Dr. Lihong Wang earned his PhD degree at Rice University, TX, and currently holds the Gene K. Beare Distinguished Professorship of Biomedical Engineering at Washington University in St. Louis. He published over 255 peer-reviewed journal articles and delivered over 270 keynote, plenary, and invited talks. Professor Wang and his lab invented or discovered functional photoacoustic tomography, dark-field confocal photoacoustic microscopy (PAM), optical-resolution PAM, photoacoustic Doppler effect, photoacoustic reporter gene imaging, focused scanning microwave-induced thermoacoustic tomography, the universal photoacoustic or thermoacoustic tomography, the universal photoacoustic or thermoacoustic reconstruction algorithm, frequency-swept ultrasound-modulated optical tomography, time-reversed ultrasonically encoded (TRUE) optical focusing, sonoluminescence tomography, Mueller-matrix optical coherence tomography, optical coherence computed tomography, and oblique-incidence reflectometry. He received over 28 research grants as the principal investigator, with a cumulative budget of over $31M, including NIH’s FIRST and NSF’s CAREER awards.

Professor Wang is a Fellow of the AIMBE (American Institute for Medical and Biological Engineering), OSA (Optical Society of America), IEEE (Institute of Electrical and Electronics Engineers), and SPIE (Society of Photo-Optical Instrumentation Engineers).

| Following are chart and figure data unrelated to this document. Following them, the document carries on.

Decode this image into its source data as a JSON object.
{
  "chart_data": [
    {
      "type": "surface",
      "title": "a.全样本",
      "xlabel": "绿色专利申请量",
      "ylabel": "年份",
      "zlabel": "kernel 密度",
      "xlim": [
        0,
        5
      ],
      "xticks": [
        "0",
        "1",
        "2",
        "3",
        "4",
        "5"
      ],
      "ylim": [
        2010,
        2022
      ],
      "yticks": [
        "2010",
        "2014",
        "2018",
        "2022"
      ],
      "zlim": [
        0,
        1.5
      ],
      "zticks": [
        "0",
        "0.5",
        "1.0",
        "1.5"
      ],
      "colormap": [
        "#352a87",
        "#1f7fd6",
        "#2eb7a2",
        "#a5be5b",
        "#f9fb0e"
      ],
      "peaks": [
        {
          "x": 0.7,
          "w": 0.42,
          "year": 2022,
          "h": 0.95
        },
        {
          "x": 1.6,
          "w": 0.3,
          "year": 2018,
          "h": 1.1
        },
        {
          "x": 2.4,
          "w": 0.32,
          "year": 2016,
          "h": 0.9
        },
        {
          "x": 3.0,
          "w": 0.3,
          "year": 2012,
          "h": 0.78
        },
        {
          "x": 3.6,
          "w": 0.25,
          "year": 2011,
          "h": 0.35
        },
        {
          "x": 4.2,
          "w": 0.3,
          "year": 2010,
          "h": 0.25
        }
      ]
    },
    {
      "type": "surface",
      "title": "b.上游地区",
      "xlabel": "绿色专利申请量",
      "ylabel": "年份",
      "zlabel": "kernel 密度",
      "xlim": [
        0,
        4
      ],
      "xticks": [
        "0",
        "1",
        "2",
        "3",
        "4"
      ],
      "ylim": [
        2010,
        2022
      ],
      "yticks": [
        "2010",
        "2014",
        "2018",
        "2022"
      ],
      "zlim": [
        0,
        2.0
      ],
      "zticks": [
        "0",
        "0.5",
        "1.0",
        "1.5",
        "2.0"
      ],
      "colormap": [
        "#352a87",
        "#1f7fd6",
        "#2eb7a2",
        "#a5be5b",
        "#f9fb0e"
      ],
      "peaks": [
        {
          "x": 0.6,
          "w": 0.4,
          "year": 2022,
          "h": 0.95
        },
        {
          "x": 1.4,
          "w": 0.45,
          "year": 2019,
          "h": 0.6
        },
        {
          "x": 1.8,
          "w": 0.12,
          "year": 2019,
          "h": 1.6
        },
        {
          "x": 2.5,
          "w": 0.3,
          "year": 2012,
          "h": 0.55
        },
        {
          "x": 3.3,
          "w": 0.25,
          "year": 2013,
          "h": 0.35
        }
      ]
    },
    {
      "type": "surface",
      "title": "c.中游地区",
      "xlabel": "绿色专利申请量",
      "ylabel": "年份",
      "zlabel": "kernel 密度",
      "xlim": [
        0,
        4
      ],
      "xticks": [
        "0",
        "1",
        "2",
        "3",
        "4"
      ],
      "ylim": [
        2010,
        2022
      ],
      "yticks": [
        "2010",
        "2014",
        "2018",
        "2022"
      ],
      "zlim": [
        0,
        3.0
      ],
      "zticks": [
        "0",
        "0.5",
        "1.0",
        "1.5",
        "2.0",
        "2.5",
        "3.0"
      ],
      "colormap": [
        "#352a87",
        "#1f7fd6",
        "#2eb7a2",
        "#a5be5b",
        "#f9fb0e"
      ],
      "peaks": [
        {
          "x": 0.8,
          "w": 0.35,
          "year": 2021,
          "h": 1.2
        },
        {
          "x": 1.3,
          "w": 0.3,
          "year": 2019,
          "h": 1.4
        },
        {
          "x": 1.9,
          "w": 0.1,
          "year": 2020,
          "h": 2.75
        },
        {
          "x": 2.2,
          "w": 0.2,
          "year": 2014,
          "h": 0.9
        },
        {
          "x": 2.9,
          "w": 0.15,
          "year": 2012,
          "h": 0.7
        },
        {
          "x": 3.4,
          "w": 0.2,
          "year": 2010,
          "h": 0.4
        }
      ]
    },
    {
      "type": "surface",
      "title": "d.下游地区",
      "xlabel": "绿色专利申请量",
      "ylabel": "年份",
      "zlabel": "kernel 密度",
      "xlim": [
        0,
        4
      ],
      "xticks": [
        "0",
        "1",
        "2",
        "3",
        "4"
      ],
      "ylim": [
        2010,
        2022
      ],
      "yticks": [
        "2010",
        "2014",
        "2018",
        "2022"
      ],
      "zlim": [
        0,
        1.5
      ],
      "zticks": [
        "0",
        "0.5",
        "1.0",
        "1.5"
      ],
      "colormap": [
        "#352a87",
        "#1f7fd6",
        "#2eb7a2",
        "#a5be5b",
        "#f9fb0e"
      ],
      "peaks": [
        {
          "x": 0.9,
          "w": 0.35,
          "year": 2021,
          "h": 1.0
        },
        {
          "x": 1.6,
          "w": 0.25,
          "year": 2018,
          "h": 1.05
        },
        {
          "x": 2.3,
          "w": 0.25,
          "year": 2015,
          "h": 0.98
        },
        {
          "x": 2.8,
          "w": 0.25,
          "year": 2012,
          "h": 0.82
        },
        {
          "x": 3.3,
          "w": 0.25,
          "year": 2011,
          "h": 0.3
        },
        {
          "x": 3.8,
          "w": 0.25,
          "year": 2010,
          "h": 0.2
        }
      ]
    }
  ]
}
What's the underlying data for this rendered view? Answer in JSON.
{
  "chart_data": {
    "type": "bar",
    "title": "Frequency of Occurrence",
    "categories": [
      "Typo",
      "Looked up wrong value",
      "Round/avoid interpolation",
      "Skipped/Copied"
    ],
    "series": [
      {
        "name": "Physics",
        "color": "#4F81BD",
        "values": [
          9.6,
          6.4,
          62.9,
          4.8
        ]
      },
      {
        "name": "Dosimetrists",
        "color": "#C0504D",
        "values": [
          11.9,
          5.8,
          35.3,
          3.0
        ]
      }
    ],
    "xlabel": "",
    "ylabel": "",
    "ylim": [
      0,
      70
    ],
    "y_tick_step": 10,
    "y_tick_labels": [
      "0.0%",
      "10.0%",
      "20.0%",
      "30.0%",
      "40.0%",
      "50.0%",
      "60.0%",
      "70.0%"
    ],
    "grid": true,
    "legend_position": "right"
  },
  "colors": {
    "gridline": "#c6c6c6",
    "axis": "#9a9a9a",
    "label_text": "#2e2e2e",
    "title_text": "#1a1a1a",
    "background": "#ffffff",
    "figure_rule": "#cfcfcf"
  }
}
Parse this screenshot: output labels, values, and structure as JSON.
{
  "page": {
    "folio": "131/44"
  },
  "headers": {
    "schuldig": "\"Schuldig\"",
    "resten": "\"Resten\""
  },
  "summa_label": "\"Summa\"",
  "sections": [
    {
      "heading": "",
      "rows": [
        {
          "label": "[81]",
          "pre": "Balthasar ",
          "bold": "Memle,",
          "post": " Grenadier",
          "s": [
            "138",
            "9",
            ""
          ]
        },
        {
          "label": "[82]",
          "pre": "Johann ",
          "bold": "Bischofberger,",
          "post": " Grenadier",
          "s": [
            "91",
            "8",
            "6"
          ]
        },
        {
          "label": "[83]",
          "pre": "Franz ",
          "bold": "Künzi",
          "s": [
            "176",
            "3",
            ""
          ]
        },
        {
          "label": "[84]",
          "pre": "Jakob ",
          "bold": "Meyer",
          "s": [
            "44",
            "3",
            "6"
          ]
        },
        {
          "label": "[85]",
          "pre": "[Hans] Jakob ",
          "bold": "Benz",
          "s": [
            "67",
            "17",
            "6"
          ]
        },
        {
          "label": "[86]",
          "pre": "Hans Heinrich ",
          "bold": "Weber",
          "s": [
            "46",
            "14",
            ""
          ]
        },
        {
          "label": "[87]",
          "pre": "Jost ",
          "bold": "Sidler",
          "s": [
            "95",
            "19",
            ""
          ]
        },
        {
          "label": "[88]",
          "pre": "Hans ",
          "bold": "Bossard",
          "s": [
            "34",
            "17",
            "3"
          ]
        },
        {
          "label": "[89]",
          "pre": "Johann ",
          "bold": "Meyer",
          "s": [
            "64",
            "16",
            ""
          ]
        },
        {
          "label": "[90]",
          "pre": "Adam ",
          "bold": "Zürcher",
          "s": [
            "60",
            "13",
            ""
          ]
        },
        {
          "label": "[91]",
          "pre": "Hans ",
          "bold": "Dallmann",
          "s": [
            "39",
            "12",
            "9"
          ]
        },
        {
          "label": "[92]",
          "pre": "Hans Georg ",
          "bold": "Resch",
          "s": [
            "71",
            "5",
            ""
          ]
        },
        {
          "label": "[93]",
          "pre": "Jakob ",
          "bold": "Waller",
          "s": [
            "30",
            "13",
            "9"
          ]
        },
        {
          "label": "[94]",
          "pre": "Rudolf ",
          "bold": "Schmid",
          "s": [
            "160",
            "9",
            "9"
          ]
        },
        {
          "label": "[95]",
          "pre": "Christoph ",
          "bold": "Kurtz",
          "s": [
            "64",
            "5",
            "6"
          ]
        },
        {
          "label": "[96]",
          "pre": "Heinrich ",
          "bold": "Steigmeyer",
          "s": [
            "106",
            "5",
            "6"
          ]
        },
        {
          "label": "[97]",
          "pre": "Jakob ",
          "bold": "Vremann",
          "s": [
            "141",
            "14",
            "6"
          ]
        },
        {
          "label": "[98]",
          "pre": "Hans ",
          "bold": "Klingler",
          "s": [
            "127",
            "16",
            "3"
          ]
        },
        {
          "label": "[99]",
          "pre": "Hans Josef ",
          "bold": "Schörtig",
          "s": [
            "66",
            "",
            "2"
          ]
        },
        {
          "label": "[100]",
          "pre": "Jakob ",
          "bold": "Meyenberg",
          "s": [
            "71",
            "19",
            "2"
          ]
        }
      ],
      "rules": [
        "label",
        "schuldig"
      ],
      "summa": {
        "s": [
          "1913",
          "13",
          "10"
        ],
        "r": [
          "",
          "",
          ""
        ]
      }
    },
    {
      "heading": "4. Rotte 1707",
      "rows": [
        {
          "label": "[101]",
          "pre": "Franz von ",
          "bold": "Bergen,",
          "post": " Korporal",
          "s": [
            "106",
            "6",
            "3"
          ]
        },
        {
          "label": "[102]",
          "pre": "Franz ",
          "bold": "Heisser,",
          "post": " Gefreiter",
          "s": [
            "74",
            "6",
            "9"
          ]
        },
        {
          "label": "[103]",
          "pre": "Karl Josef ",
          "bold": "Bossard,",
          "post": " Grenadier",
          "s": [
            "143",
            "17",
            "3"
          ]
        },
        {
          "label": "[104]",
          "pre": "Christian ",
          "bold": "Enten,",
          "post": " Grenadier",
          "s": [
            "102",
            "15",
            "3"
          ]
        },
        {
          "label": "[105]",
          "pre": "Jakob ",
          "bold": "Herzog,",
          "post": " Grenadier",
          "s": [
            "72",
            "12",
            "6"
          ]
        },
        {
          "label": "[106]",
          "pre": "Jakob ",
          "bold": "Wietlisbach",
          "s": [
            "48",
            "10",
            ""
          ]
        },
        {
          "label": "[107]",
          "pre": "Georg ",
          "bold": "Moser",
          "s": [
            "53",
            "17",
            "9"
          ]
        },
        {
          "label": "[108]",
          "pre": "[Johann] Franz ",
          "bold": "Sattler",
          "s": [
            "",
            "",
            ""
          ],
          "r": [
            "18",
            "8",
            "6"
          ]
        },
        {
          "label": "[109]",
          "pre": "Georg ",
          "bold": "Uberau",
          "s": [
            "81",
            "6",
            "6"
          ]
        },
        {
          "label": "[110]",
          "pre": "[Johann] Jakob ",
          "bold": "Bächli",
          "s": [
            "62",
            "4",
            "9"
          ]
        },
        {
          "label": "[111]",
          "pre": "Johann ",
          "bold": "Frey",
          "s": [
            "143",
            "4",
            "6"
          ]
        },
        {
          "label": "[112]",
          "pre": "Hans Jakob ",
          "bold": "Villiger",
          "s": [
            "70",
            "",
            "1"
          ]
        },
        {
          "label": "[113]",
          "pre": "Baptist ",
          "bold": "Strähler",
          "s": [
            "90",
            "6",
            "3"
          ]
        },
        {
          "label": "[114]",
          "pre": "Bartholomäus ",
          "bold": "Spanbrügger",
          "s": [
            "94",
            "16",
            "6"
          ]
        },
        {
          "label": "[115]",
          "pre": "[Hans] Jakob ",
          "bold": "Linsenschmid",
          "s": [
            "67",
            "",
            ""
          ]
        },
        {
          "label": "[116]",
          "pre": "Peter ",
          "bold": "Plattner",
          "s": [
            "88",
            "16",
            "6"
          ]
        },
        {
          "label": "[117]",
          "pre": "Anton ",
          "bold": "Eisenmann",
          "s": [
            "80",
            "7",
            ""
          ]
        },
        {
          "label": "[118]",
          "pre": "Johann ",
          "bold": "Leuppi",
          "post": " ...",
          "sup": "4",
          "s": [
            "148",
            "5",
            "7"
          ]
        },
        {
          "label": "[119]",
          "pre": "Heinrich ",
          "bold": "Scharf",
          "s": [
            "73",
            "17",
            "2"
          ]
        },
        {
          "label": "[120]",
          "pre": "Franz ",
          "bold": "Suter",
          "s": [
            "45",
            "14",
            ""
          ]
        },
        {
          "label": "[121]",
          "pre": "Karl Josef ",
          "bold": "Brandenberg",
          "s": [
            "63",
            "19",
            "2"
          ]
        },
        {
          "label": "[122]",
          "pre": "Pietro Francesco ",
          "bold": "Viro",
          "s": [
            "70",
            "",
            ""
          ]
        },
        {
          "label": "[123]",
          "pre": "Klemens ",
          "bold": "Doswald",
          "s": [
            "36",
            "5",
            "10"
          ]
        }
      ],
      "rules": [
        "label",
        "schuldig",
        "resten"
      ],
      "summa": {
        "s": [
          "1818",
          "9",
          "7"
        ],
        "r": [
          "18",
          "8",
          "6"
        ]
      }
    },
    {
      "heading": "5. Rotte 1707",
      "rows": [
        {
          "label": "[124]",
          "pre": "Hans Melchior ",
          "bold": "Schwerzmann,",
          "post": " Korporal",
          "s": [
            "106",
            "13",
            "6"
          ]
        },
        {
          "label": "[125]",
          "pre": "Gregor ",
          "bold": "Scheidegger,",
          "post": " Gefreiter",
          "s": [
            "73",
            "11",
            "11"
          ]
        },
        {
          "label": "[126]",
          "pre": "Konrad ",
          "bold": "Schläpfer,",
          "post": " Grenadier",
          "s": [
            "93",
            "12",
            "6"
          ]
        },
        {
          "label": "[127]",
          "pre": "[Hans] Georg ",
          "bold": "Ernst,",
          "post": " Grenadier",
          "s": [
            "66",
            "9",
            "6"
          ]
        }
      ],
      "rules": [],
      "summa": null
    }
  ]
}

He is the Editor-in-Chief of the Journal of Biomedical Optics, chairs the annual conference on Photons plus Ultrasound, and chaired the 2010 Gordon Conference on Lasers in Medicine and Biology and the 2010 OSA Topical Meeting on Biomedical Optics. Dr. Wang serves as the founding chair of the scientific advisory boards for two companies commercializing his inventions. He was awarded the C. E. K. Mees Medal for “seminal contributions to photoacoustic tomography and Monte Carlo modeling of photon transport in biological tissues and for leadership in the international biophotonics community”.